Il documento della Diocesi di Annecy rileva correttamente come il divieto per i cattolici, e tanto più per i sacerdoti, di appartenere alla massoneria - a qualunque obbedienza - derivi dal fatto che «il relativismo è al fondamento stesso della massoneria. È questo il nodo dell'incompatibilità, in ragione delle conseguenze sul contenuto della fede e sullo stesso atto di fede, sull'agire morale e sul l'appartenenza alla Chiesa, Corpo di Cristo. I massoni negano la possibilità della conoscenza obiettiva della verità. Si chiede al massone di essere un uomo libero, che non conosce alcuna sottomissione a un dogma, il che implica il rifiuto fondamentale di ogni posizione dogmatica», dunque della Chiesa, che «riposa su un fondamento dogmatico».

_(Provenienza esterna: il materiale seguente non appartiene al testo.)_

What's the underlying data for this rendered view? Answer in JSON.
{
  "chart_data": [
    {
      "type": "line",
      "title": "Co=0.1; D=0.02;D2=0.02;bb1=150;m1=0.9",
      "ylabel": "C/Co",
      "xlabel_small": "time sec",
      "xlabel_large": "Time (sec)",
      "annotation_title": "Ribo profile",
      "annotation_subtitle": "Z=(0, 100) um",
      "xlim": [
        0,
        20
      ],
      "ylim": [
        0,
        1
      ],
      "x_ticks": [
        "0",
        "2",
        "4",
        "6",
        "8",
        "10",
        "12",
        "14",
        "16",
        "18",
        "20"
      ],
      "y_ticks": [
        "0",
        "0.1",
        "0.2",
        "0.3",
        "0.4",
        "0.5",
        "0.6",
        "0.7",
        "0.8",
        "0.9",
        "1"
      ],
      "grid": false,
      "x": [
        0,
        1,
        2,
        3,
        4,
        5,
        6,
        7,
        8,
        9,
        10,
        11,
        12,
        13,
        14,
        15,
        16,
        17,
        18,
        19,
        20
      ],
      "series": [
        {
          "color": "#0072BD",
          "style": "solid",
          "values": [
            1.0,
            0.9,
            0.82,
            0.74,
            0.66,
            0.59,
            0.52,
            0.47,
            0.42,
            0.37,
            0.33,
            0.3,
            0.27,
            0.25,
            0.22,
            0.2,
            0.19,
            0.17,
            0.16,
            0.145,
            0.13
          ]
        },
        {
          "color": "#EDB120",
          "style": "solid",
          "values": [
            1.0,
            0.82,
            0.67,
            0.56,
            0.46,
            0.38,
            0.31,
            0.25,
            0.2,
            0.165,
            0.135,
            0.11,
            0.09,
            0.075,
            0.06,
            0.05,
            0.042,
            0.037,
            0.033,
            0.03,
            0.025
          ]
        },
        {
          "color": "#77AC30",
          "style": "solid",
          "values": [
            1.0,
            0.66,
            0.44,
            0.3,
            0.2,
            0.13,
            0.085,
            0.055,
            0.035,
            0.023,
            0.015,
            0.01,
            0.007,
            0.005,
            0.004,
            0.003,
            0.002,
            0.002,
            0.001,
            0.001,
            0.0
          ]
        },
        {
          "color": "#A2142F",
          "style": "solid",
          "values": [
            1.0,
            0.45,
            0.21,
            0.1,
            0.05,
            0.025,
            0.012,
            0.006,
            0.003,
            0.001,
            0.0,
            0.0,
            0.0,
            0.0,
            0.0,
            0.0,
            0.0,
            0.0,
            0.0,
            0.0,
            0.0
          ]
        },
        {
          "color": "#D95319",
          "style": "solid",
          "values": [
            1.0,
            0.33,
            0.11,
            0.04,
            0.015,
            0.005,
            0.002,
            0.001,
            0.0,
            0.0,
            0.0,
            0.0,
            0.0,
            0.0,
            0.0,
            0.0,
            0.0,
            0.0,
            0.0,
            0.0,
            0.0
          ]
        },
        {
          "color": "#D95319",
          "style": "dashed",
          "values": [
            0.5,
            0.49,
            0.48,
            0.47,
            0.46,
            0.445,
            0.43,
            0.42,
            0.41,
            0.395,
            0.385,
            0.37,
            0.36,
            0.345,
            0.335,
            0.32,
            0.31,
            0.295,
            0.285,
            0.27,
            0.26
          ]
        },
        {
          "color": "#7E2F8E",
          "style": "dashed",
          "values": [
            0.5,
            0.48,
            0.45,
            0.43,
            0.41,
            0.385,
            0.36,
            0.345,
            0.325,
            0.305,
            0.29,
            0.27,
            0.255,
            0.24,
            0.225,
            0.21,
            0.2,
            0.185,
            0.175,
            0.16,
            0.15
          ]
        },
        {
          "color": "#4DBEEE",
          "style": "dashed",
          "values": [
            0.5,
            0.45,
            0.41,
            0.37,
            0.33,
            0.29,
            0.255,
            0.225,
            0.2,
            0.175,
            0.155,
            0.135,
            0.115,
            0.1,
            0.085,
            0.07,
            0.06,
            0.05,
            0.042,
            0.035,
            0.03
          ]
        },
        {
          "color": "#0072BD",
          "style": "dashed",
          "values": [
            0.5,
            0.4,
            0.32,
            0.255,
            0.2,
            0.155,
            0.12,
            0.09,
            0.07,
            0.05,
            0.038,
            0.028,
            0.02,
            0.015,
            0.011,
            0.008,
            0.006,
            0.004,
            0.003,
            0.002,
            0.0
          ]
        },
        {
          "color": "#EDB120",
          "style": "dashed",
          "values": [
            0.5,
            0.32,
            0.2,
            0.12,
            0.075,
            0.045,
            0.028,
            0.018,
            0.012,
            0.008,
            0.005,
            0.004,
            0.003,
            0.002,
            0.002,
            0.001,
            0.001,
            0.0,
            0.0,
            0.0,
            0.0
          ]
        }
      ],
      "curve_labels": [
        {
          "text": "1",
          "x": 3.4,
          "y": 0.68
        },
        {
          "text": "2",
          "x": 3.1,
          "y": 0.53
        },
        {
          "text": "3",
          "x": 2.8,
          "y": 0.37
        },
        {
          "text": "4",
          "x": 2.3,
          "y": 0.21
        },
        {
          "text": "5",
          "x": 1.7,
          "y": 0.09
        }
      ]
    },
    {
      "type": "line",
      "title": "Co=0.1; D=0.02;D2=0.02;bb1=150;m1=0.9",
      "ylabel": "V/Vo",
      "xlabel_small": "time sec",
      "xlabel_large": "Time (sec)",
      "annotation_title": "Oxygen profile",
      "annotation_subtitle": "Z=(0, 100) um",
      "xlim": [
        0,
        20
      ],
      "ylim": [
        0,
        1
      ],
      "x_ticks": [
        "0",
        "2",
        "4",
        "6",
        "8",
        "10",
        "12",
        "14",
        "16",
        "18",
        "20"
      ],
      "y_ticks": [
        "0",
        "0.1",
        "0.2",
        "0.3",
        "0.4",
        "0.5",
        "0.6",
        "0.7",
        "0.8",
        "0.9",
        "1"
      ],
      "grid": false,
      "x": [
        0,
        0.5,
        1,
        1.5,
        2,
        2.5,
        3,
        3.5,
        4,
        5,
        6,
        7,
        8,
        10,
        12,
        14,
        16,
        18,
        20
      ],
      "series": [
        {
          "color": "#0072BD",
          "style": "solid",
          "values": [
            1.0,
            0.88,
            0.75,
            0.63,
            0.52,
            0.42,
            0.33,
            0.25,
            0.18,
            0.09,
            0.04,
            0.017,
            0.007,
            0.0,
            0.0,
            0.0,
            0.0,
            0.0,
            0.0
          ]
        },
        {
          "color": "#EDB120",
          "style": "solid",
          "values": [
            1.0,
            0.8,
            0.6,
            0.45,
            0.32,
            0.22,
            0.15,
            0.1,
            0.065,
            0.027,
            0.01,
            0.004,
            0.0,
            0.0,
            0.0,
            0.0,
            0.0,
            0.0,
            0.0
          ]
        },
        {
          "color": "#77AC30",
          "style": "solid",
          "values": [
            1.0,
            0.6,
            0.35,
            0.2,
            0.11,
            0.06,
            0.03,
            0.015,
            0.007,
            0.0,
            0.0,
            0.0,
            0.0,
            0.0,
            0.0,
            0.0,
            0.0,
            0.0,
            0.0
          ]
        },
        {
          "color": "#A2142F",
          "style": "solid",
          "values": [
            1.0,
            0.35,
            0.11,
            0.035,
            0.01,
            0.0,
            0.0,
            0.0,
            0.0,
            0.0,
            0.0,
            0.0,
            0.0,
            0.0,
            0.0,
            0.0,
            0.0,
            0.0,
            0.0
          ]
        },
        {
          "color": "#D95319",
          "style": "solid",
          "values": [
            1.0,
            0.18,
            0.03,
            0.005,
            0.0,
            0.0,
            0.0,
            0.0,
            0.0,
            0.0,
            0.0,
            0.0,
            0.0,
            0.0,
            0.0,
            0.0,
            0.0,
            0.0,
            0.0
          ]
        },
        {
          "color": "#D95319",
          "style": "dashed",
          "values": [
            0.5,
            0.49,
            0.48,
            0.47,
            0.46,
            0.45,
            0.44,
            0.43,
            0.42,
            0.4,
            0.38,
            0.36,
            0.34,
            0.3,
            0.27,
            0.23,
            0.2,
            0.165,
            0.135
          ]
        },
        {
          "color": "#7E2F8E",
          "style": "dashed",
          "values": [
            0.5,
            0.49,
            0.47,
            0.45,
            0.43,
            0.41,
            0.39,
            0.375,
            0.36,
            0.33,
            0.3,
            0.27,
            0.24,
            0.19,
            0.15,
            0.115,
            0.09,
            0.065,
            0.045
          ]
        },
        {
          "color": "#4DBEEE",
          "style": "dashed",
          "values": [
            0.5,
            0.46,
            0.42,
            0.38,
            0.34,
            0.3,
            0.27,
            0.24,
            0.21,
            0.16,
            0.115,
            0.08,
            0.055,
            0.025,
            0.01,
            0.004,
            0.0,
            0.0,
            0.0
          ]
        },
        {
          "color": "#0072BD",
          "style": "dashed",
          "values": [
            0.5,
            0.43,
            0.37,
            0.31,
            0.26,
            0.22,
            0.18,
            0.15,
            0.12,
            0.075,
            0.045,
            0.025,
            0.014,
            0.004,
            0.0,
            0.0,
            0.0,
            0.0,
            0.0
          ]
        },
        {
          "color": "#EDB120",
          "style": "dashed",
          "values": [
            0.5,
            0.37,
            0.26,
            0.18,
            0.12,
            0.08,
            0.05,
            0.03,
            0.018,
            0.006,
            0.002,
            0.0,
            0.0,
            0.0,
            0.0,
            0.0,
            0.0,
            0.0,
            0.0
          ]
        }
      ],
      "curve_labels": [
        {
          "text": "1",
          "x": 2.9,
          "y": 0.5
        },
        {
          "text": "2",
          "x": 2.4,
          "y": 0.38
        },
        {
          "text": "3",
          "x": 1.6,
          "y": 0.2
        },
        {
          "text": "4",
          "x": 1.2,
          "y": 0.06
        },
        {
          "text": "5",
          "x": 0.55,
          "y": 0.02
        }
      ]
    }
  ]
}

Non sorprende che il Grande Oriente di Francia abbia reagito parlando di un «ritorno all'Inquisizione». Sorprende di più la solidarietà espressa da giornali cattolici a don Vésin, di cui si vorrebbe difendere la libertà di pensiero. Ma, come spiega Papa Francesco nell'enciclica «Lumen Fidei», la Chiesa non è un porto di mare dove ciascuno dice la sua. La missione che il Signore le ha affidato è l'annuncio della verità. La fede non è un vago sentimento: ha un contenuto preciso, il quale si esprime appunto nei dogmi che la massoneria vuole mandare in pensione.
La vicenda mostra la grave confusione che regna presso tanti cattolici sulla natura della massoneria. Il 19 ottobre a Ferrara cercheremo di riparare, con un convegno per celebrare i trent'anni dalla «Dichiarazione sulla massoneria» vaticana, promosso da Alleanza Cattolica e dove i lettori ritroveranno diverse firme de «La nuova Bussola quotidiana», dal sottoscritto a mons. Negri e a Marco Invernizzi. Nel frattempo, don Vésin - tanto per non farsi mancare nulla - parte il 14 luglio per celebrare la Rivoluzione francese e cerca di arruolare altri marciatori dichiarandosi favorevole al matrimonio omosessuale. Che non c'entra: o forse c'entra perché, una volta abbracciato il relativismo massonico, la strada è aperta per negoziare tutti i principi e accettare tutti i «diritti» moderni. La marcia su Roma è cominciata.